M. Gagnon désapprouve que le
journaliste Pierre-Jean Séguin n’ait pas informé M. Lortie que ses commentaires
lors d’une conversation téléphonique étaient enregistrés. Selon le plaignant,
« lorsque le responsable des relations avec les médias répond qu’il
ne donne pas d’entrevue, cela signifie qu’il ne veut pas que sa voix et ses
commentaires soient diffusés en ondes. Il nous semble que cela va de soi
« . Et de rappeler que M. Lortie avait déjà donné une entrevue à la caméra
lors du premier reportage présenté le 16 mars 2001. En revanche, » pour ce
qui est du second reportage […], nous avons évalué qu’il n’était pas
pertinent de donner une autre entrevue « .
En outre, contrairement à ce
qu’affirme Mme Jawhar, M. Gagnon prétend que l’enregistrement des propos de M.
Lortie ne constituait nullement » une mesure de dernier recours «
pour faire connaître à la population la position du ministère puisque «
M.Séguin aurait très bien pu reprendre lui-même les commentaires de M.
Lortie dans son reportage « .
Analyse
L’attention que les médias et les professionnels de l’information décident de porter à un sujet particulier relève de leur jugement rédactionnel.
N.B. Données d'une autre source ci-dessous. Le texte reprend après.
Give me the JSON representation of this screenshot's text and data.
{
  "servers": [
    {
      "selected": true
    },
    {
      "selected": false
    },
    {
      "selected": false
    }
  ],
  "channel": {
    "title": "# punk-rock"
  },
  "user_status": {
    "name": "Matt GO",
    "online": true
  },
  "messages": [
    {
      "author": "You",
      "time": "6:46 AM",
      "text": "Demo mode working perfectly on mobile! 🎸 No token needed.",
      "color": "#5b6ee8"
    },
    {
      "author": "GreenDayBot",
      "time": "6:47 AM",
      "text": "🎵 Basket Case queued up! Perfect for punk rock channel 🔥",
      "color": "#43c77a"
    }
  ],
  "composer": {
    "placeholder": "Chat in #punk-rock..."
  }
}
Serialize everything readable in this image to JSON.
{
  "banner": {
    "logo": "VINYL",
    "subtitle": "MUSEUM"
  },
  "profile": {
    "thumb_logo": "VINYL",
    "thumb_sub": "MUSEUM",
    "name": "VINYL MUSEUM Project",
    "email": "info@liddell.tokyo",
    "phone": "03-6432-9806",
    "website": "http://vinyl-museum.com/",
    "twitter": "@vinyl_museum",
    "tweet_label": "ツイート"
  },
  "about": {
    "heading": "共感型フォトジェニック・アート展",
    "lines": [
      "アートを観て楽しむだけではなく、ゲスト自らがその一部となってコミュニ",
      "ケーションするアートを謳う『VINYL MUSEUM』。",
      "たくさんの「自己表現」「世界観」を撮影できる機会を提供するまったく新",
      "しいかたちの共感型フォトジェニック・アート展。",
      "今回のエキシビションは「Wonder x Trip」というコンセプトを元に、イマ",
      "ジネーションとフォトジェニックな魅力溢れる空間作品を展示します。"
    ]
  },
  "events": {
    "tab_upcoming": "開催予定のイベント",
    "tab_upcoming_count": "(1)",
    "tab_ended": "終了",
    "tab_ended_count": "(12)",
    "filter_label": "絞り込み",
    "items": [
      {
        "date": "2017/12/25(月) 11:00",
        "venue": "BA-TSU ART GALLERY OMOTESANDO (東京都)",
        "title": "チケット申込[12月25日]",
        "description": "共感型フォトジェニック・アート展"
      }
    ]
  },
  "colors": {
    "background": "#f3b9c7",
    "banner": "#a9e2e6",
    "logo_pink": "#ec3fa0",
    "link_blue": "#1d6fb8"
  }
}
Le choix de ce sujet et sa pertinence, de même que la façon de le traiter leur
appartiennent en propre. Nul ne peut dicter à la presse le contenu de l’information sans s’exposer à faire de la censure ou à orienter l’information.
Dans le cas précité, le plaignant déplorait l’utilisation faite de certains moyens allant à l’encontre de l’éthique journalistique dans la réalisation du reportage de » J.E. « . Concernant la diffusion d’un enregistrement présumé » clandestin » lors de l’émission » J.E. « , le plaignant se référait à la déontologie du Conseil qui proscrit ce genre de méthode. Dans le cas présent, le Conseil constate que la diffusion sur TVA de certaines bribes de conversation entre M. Lortie et le journaliste Pierre-Jean Séguin se limitait à des propos qui ne portaient nullement atteinte à l’image du ministère de l’Emploi et de la Solidarité sociale. De plus, quand le responsable des communications d’un organisme s’entretient au téléphone avec un journaliste, il doit normalement s’attendre à ce que la conversation fasse l’objet d’un enregistrement. En règle générale, le Conseil n’en recommande cependant pas moins aux journalistes la plus grande transparence à cet égard.
Le Conseil rappelle que les enregistrements clandestins peuvent constituer une pratique légitime dans le cadre du journalisme de consommation. Toutefois, le Conseil estime ici que les propos de M. Lortie, diffusés à l’antenne, n’étaient pas essentiels au contenu du reportage, apparaissant comme de simples éléments de » scénarisation « .
Cela dit, tant du point de vue de la recherche d’informations que de celui de l’exposition des faits, l’émission » J.E. » et le journaliste Pierre-Jean Séguin se sont conformés, dans l’ensemble, aux exigences de rigueur et d’impartialité de mise dans tous les genres journalistiques, y compris dans le journalisme d’enquête.
Au regard des considérations précédentes, le Conseil de presse rejette la plainte contre l’émission « J.E. » et le journaliste Pierre-Jean Séguin.